Wow. 2 weeks. I only have one more letter after this. This week was a tough week. A few thing happened. Let’s see. We went by a mom and a daughter that we have taught, and the daughter came out and flat out rejected the Book of Mormon, saying that they didn’t even have interest in it. We bore our testimonies and invited her to really pray, but she doesn’t even want to. That was tough, I felt like I had to defend the Book of Mormon, because I love it so much and know how much it has blessed my life. It hurt to think that someone could reject it without even giving it a chance.

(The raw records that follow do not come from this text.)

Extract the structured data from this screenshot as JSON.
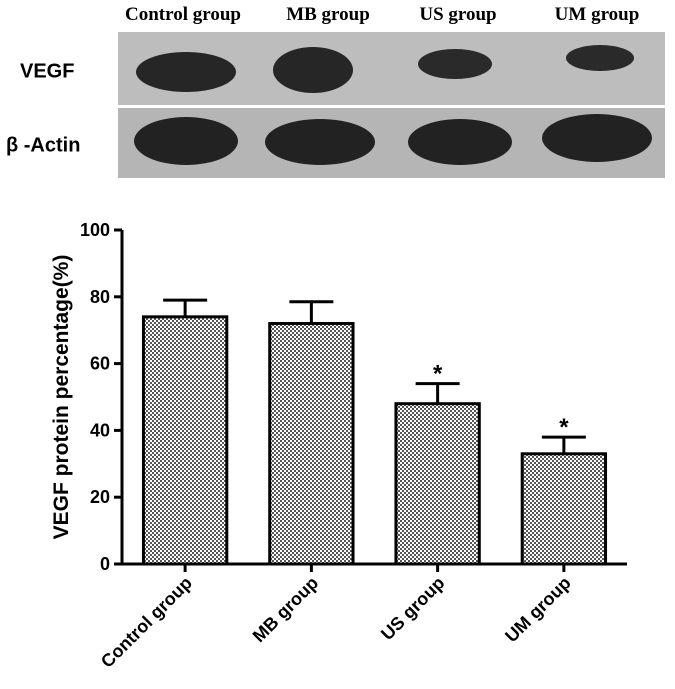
{
  "blot": {
    "columns": [
      "Control group",
      "MB group",
      "US group",
      "UM group"
    ],
    "rows": [
      "VEGF",
      "β -Actin"
    ]
  },
  "chart_data": {
    "type": "bar",
    "y_label": "VEGF protein percentage(%)",
    "categories": [
      "Control group",
      "MB group",
      "US group",
      "UM group"
    ],
    "values": [
      74,
      72,
      48,
      33
    ],
    "errors": [
      5,
      6.5,
      6,
      5
    ],
    "significance": [
      null,
      null,
      "*",
      "*"
    ],
    "ylim": [
      0,
      100
    ],
    "yticks": [
      0,
      20,
      40,
      60,
      80,
      100
    ]
  }
}
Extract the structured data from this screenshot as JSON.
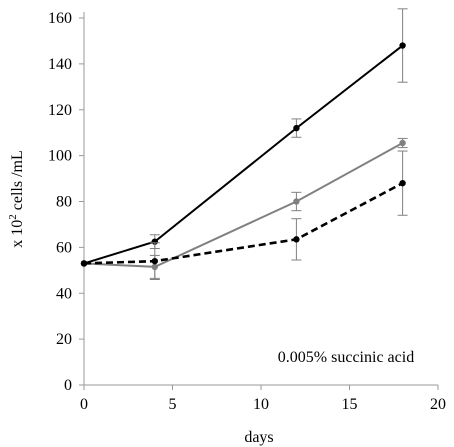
{
  "chart_data": {
    "type": "line",
    "xlabel": "days",
    "ylabel_text": "x 10",
    "ylabel_sup": "2",
    "ylabel_rest": " cells /mL",
    "xlim": [
      0,
      20
    ],
    "ylim": [
      0,
      160
    ],
    "x_ticks": [
      "0",
      "5",
      "10",
      "15",
      "20"
    ],
    "y_ticks": [
      "0",
      "20",
      "40",
      "60",
      "80",
      "100",
      "120",
      "140",
      "160"
    ],
    "annotation": "0.005% succinic acid",
    "grid": false,
    "series": [
      {
        "style": "solid",
        "color": "#000000",
        "marker_color": "#000000",
        "x": [
          0,
          4,
          12,
          18
        ],
        "y": [
          53,
          62.5,
          112,
          148
        ],
        "err": [
          0,
          3,
          4,
          16
        ]
      },
      {
        "style": "solid",
        "color": "#808080",
        "marker_color": "#808080",
        "x": [
          0,
          4,
          12,
          18
        ],
        "y": [
          53,
          51.5,
          80,
          105.5
        ],
        "err": [
          0,
          5,
          4,
          2
        ]
      },
      {
        "style": "dashed",
        "color": "#000000",
        "marker_color": "#000000",
        "x": [
          0,
          4,
          12,
          18
        ],
        "y": [
          53,
          54,
          63.5,
          88
        ],
        "err": [
          0,
          8,
          9,
          14
        ]
      }
    ]
  }
}
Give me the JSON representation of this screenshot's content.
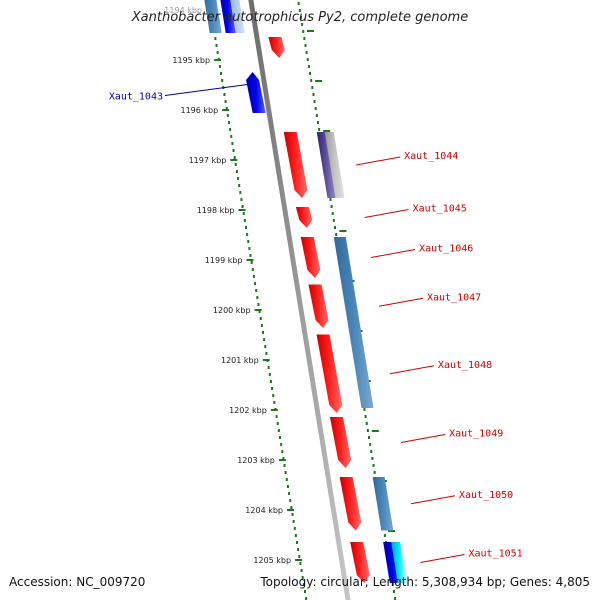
{
  "title": "Xanthobacter autotrophicus Py2, complete genome",
  "accession": "Accession: NC_009720",
  "topology": "Topology: circular; Length: 5,308,934 bp; Genes: 4,805",
  "colors": {
    "forward_gene": "#ff0000",
    "reverse_gene": "#0000dd",
    "steelblue_gene": "#4682b4",
    "cyan_gene": "#00e5ff",
    "purple_gene": "#5a4ca0",
    "backbone": "#808080",
    "scale_ticks": "#1a7a1a",
    "label_red": "#cc0000",
    "label_blue": "#0000aa"
  },
  "scale": {
    "unit": "kbp",
    "ticks": [
      {
        "kbp": 1194,
        "label": "1194 kbp"
      },
      {
        "kbp": 1195,
        "label": "1195 kbp"
      },
      {
        "kbp": 1196,
        "label": "1196 kbp"
      },
      {
        "kbp": 1197,
        "label": "1197 kbp"
      },
      {
        "kbp": 1198,
        "label": "1198 kbp"
      },
      {
        "kbp": 1199,
        "label": "1199 kbp"
      },
      {
        "kbp": 1200,
        "label": "1200 kbp"
      },
      {
        "kbp": 1201,
        "label": "1201 kbp"
      },
      {
        "kbp": 1202,
        "label": "1202 kbp"
      },
      {
        "kbp": 1203,
        "label": "1203 kbp"
      },
      {
        "kbp": 1204,
        "label": "1204 kbp"
      },
      {
        "kbp": 1205,
        "label": "1205 kbp"
      }
    ]
  },
  "genes": [
    {
      "name": "",
      "track": "outer_inner",
      "start": 1193.6,
      "end": 1194.5,
      "color": "steelblue"
    },
    {
      "name": "",
      "track": "outer_mid",
      "start": 1193.6,
      "end": 1194.5,
      "color": "reverse"
    },
    {
      "name": "",
      "track": "outer_outer",
      "start": 1193.6,
      "end": 1194.5,
      "color": "steelblue_light"
    },
    {
      "name": "",
      "track": "fwd",
      "start": 1194.5,
      "end": 1195.0,
      "color": "forward",
      "strand": "+"
    },
    {
      "name": "Xaut_1043",
      "track": "rev",
      "start": 1195.2,
      "end": 1196.1,
      "color": "reverse",
      "strand": "-"
    },
    {
      "name": "Xaut_1044",
      "track": "fwd",
      "start": 1196.4,
      "end": 1197.8,
      "color": "forward",
      "strand": "+"
    },
    {
      "name": "",
      "track": "mid1",
      "start": 1196.4,
      "end": 1197.8,
      "color": "purple"
    },
    {
      "name": "",
      "track": "mid2",
      "start": 1196.4,
      "end": 1197.8,
      "color": "grey"
    },
    {
      "name": "Xaut_1045",
      "track": "fwd",
      "start": 1197.9,
      "end": 1198.4,
      "color": "forward",
      "strand": "+"
    },
    {
      "name": "Xaut_1046",
      "track": "fwd",
      "start": 1198.5,
      "end": 1199.4,
      "color": "forward",
      "strand": "+"
    },
    {
      "name": "Xaut_1047",
      "track": "fwd",
      "start": 1199.45,
      "end": 1200.4,
      "color": "forward",
      "strand": "+"
    },
    {
      "name": "Xaut_1048",
      "track": "fwd",
      "start": 1200.45,
      "end": 1202.1,
      "color": "forward",
      "strand": "+"
    },
    {
      "name": "",
      "track": "mid1",
      "start": 1198.5,
      "end": 1202.0,
      "color": "steelblue"
    },
    {
      "name": "Xaut_1049",
      "track": "fwd",
      "start": 1202.1,
      "end": 1203.2,
      "color": "forward",
      "strand": "+"
    },
    {
      "name": "Xaut_1050",
      "track": "fwd",
      "start": 1203.3,
      "end": 1204.45,
      "color": "forward",
      "strand": "+"
    },
    {
      "name": "",
      "track": "mid1",
      "start": 1203.3,
      "end": 1204.45,
      "color": "steelblue"
    },
    {
      "name": "Xaut_1051",
      "track": "fwd",
      "start": 1204.6,
      "end": 1205.5,
      "color": "forward",
      "strand": "+"
    },
    {
      "name": "",
      "track": "mid1",
      "start": 1204.6,
      "end": 1205.5,
      "color": "reverse"
    },
    {
      "name": "",
      "track": "mid2",
      "start": 1204.6,
      "end": 1205.5,
      "color": "cyan"
    }
  ],
  "gene_labels": [
    {
      "name": "Xaut_1043",
      "side": "left",
      "color": "blue"
    },
    {
      "name": "Xaut_1044",
      "side": "right",
      "color": "red"
    },
    {
      "name": "Xaut_1045",
      "side": "right",
      "color": "red"
    },
    {
      "name": "Xaut_1046",
      "side": "right",
      "color": "red"
    },
    {
      "name": "Xaut_1047",
      "side": "right",
      "color": "red"
    },
    {
      "name": "Xaut_1048",
      "side": "right",
      "color": "red"
    },
    {
      "name": "Xaut_1049",
      "side": "right",
      "color": "red"
    },
    {
      "name": "Xaut_1050",
      "side": "right",
      "color": "red"
    },
    {
      "name": "Xaut_1051",
      "side": "right",
      "color": "red"
    }
  ]
}
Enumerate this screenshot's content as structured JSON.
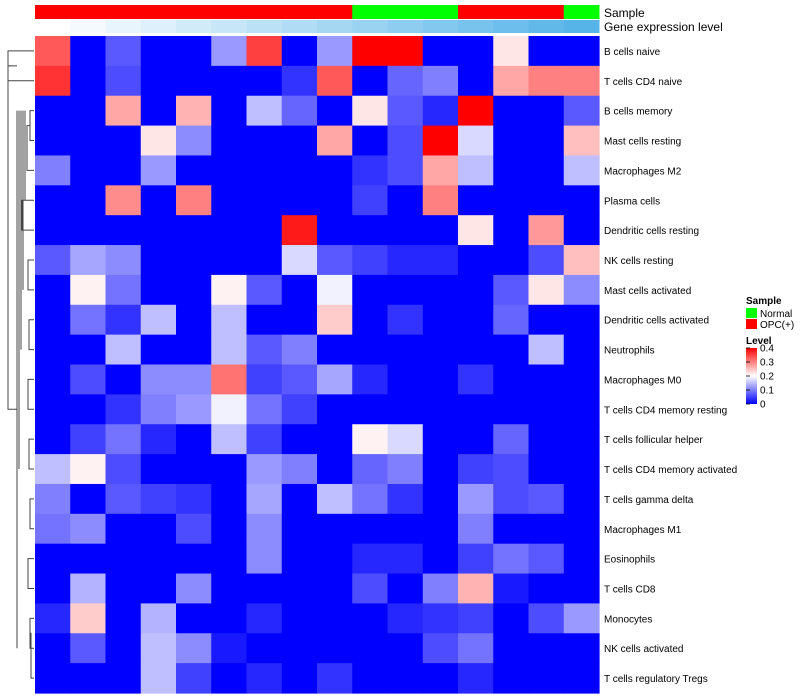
{
  "chart_data": {
    "type": "heatmap",
    "title": "",
    "annotation_labels": [
      "Sample",
      "Gene expression level"
    ],
    "sample_groups": [
      "OPC(+)",
      "OPC(+)",
      "OPC(+)",
      "OPC(+)",
      "OPC(+)",
      "OPC(+)",
      "OPC(+)",
      "OPC(+)",
      "OPC(+)",
      "Normal",
      "Normal",
      "Normal",
      "OPC(+)",
      "OPC(+)",
      "OPC(+)",
      "Normal"
    ],
    "expression_levels": [
      0.0,
      0.02,
      0.04,
      0.06,
      0.08,
      0.1,
      0.12,
      0.14,
      0.16,
      0.18,
      0.2,
      0.22,
      0.24,
      0.26,
      0.28,
      0.3
    ],
    "rows": [
      "B cells naive",
      "T cells CD4 naive",
      "B cells memory",
      "Mast cells resting",
      "Macrophages M2",
      "Plasma cells",
      "Dendritic cells resting",
      "NK cells resting",
      "Mast cells activated",
      "Dendritic cells activated",
      "Neutrophils",
      "Macrophages M0",
      "T cells CD4 memory resting",
      "T cells follicular helper",
      "T cells CD4 memory activated",
      "T cells gamma delta",
      "Macrophages M1",
      "Eosinophils",
      "T cells CD8",
      "Monocytes",
      "NK cells activated",
      "T cells regulatory  Tregs"
    ],
    "values": [
      [
        0.33,
        0.0,
        0.07,
        0.0,
        0.0,
        0.12,
        0.35,
        0.0,
        0.12,
        0.4,
        0.4,
        0.0,
        0.0,
        0.22,
        0.0,
        0.0
      ],
      [
        0.36,
        0.0,
        0.06,
        0.0,
        0.0,
        0.0,
        0.0,
        0.04,
        0.33,
        0.0,
        0.08,
        0.1,
        0.0,
        0.27,
        0.3,
        0.3
      ],
      [
        0.0,
        0.0,
        0.27,
        0.0,
        0.26,
        0.0,
        0.15,
        0.08,
        0.0,
        0.22,
        0.07,
        0.03,
        0.4,
        0.0,
        0.0,
        0.07
      ],
      [
        0.0,
        0.0,
        0.0,
        0.22,
        0.11,
        0.0,
        0.0,
        0.0,
        0.27,
        0.0,
        0.06,
        0.4,
        0.17,
        0.0,
        0.0,
        0.25
      ],
      [
        0.1,
        0.0,
        0.0,
        0.12,
        0.0,
        0.0,
        0.0,
        0.0,
        0.0,
        0.04,
        0.06,
        0.27,
        0.15,
        0.0,
        0.0,
        0.15
      ],
      [
        0.0,
        0.0,
        0.29,
        0.0,
        0.3,
        0.0,
        0.0,
        0.0,
        0.0,
        0.05,
        0.0,
        0.3,
        0.0,
        0.0,
        0.0,
        0.0
      ],
      [
        0.0,
        0.0,
        0.0,
        0.0,
        0.0,
        0.0,
        0.0,
        0.38,
        0.0,
        0.0,
        0.0,
        0.0,
        0.22,
        0.0,
        0.28,
        0.0
      ],
      [
        0.07,
        0.13,
        0.11,
        0.0,
        0.0,
        0.0,
        0.0,
        0.17,
        0.07,
        0.05,
        0.03,
        0.03,
        0.0,
        0.0,
        0.06,
        0.25
      ],
      [
        0.0,
        0.21,
        0.09,
        0.0,
        0.0,
        0.21,
        0.07,
        0.0,
        0.19,
        0.0,
        0.0,
        0.0,
        0.0,
        0.07,
        0.22,
        0.11
      ],
      [
        0.0,
        0.09,
        0.04,
        0.15,
        0.0,
        0.15,
        0.0,
        0.0,
        0.24,
        0.0,
        0.04,
        0.0,
        0.0,
        0.08,
        0.0,
        0.0
      ],
      [
        0.0,
        0.0,
        0.15,
        0.0,
        0.0,
        0.15,
        0.07,
        0.1,
        0.0,
        0.0,
        0.0,
        0.0,
        0.0,
        0.0,
        0.15,
        0.0
      ],
      [
        0.0,
        0.06,
        0.0,
        0.11,
        0.11,
        0.31,
        0.05,
        0.07,
        0.13,
        0.03,
        0.0,
        0.0,
        0.04,
        0.0,
        0.0,
        0.0
      ],
      [
        0.0,
        0.0,
        0.04,
        0.1,
        0.12,
        0.19,
        0.09,
        0.05,
        0.0,
        0.0,
        0.0,
        0.0,
        0.0,
        0.0,
        0.0,
        0.0
      ],
      [
        0.0,
        0.05,
        0.09,
        0.03,
        0.0,
        0.15,
        0.05,
        0.0,
        0.0,
        0.21,
        0.17,
        0.0,
        0.0,
        0.08,
        0.0,
        0.0
      ],
      [
        0.15,
        0.21,
        0.06,
        0.0,
        0.0,
        0.0,
        0.12,
        0.1,
        0.0,
        0.08,
        0.1,
        0.0,
        0.05,
        0.06,
        0.0,
        0.0
      ],
      [
        0.1,
        0.0,
        0.07,
        0.05,
        0.04,
        0.0,
        0.13,
        0.0,
        0.15,
        0.09,
        0.04,
        0.0,
        0.12,
        0.06,
        0.07,
        0.0
      ],
      [
        0.09,
        0.11,
        0.0,
        0.0,
        0.06,
        0.0,
        0.11,
        0.0,
        0.0,
        0.0,
        0.0,
        0.0,
        0.1,
        0.0,
        0.0,
        0.0
      ],
      [
        0.0,
        0.0,
        0.0,
        0.0,
        0.0,
        0.0,
        0.11,
        0.0,
        0.0,
        0.03,
        0.03,
        0.0,
        0.05,
        0.09,
        0.07,
        0.0
      ],
      [
        0.0,
        0.14,
        0.0,
        0.0,
        0.11,
        0.0,
        0.0,
        0.0,
        0.0,
        0.06,
        0.0,
        0.1,
        0.26,
        0.02,
        0.0,
        0.0
      ],
      [
        0.03,
        0.24,
        0.0,
        0.14,
        0.0,
        0.0,
        0.03,
        0.0,
        0.0,
        0.0,
        0.03,
        0.04,
        0.05,
        0.0,
        0.06,
        0.12
      ],
      [
        0.0,
        0.07,
        0.0,
        0.15,
        0.11,
        0.02,
        0.0,
        0.0,
        0.0,
        0.0,
        0.0,
        0.06,
        0.09,
        0.0,
        0.0,
        0.0
      ],
      [
        0.0,
        0.0,
        0.0,
        0.15,
        0.05,
        0.0,
        0.03,
        0.0,
        0.04,
        0.0,
        0.0,
        0.0,
        0.03,
        0.0,
        0.0,
        0.0
      ]
    ],
    "colorbar_ticks": [
      "0.4",
      "0.3",
      "0.2",
      "0.1",
      "0"
    ],
    "vmin": 0,
    "vmax": 0.4,
    "colors": {
      "low": "#0000ff",
      "mid": "#ffffff",
      "high": "#ff0000",
      "normal": "#00ff00",
      "opc": "#ff0000",
      "expr_low": "#ffffff",
      "expr_high": "#56b4e9"
    }
  },
  "legend": {
    "sample_title": "Sample",
    "sample_items": [
      {
        "label": "Normal",
        "color": "#00ff00"
      },
      {
        "label": "OPC(+)",
        "color": "#ff0000"
      }
    ],
    "level_title": "Level"
  }
}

Then Saturday Sonia was supposed to have her baptism interview. The elders came down from another town to do it. And as we are waiting for the bus to go to Sonia’s house, she sends us a text message saying to forgive her, but she is just not ready for baptism yet. A few minutes later we tried calling her, and her mom answered…sonia had already left. The mom told us that they didn’t want us to come by anymore to teach them. (we had been teaching the whole family for 2 months) so that was a major blow. That one really hurt. I cried and felt like a failure.
Saturday and Sunday morning all my thoughts were, “what did I do wrong?” “why am I here if i’m not helping anyone?” and all that other stuff. I grabbed my scriptures and sat on my bed and decided to say a prayer. After the prayer I opened my scriptures to wherever and began to read Mosiah 2; King Benjamin’s address. Verse 17…
“and behold, I tell you these things that ye may learn wisdom; that ye may learn that when ye are in the service of your fellow beings ye are only in the service of your God.”
I don’t know how many times I have read this scripture…I even have it memorized…but Sunday morning it was the answer to my prayer. I remembered a story that President Eyring had once told about his father. They had been pulling weeds for hours, and his father had been pulling weeds in a place where they had already sprayed to kill the weeds. And when they told Pres. Eyring’s dad that he had been pulling weeds where they were already going to die, Pres. Eyring’s dad began to laugh. And Pres. Eyring said “dad, how can you laugh, all your hours of work are wasted!” and Pres. Eyring’s father responded, “I wasn’t doing it for the weeds.” I realized that my efforts were not wasted, like Pres. Eyring’s father…I was in the service of my God. And I felt that Heavenly Father was telling me that.
We need to pay better attention the scriptures…It’s God’s way of talking to us. When we need to talk to God, we pray…but when God wants to talk to us, He uses the scriptures…they are His words.